Angry owners targeting dog rangers

By Amy Shanks

21 comments
Hayley Anderton with a photo of her impounded dog Dougie. Photo/Warren Buckland
Hayley Anderton with a photo of her impounded dog Dougie. Photo/Warren Buckland

The message from some Hastings canine owners is simple - "there is only one dangerous breed: out of control dog control officers".

It's a slogan that's branded across the top of a new Facebook page called, "Hastings Dog Rangers Wall of Shame," where local people shared stories about experiences with animal control.

Their latest cause was a petition to save Dougie, a 4-year-old boxer cross, who has been impounded for seven weeks, following an alleged complaint of "rushing" under section 51A of the Dog Control Act 1996.

After being circulated on social media for a week, the petition had almost 1300 signatures and plenty of comments offering support to the Anderton family of Flaxmere, who were desperately missing, "part of the family".

On the day Dougie was seized Hayley Anderton was at work - her sons, aged 14 and 15 came home from school to find an animal control officer peering over their fence.
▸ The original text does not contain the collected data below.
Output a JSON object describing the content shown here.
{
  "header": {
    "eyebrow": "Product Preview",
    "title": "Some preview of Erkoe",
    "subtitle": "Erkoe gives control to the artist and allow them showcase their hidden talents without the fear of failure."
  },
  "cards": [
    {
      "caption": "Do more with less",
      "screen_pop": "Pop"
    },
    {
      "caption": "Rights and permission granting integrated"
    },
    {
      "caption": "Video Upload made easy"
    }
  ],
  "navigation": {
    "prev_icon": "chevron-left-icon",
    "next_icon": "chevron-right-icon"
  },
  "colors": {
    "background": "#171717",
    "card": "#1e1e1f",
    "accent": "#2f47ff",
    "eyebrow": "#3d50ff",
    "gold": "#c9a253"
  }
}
"They said they had a complaint about Dougie 'rushing', but I looked up the act and could only find information about dogs rushing in public - this was on private property," Ms Anderton said.

"We are 36m back from the road and we have a 6ft [1.8m] fence, we have a big tin gate, you can't see over it."

She went to the Hastings District Council pleading for the release of her registered and microchipped dog, but was told he would remain in the pound, awaiting a court date.

Council community Safety Manager Phil Evans said a dog could be impounded by an Animal Control officer under a limited set of circumstances, where there was reason to believe an offence under the Dog Control Act had occurred.

"It is not uncommon for [them] to remove an animal from a property when the owner is not home.

"Again, it would depend on the circumstances and a note is left that gives contact details."

Weeks later, Ms Anderton was not aware where she stood or what charges may be laid against her.

Meanwhile, Dougie had lost weight and his bark.

"He's fussy, I usually cook all his meals for him, he's used to eating heart and pasta, when we asked if we were allowed to bring food, they said only tins were allowed."

Mr Evans said the pound was regularly cleaned and kept tidy to ensure there is no risk of any disease spreading.

"Dogs are fed high quality Iams food and any dog that is going to be kept for a period of time is placed in a larger cage which allows it to walk around.

"SPCA officers and our vets visit the pound on a regular basis and have not reported any issues which require addressing."

Concern over animal control issues will be aired at a community hui at Flaxmere Age Concern from 7pm on Friday.

A more formal hui would also be held at a church on the corner of Flaxmere and Margate avenues on Monday to discuss the wider safety of Flaxmere.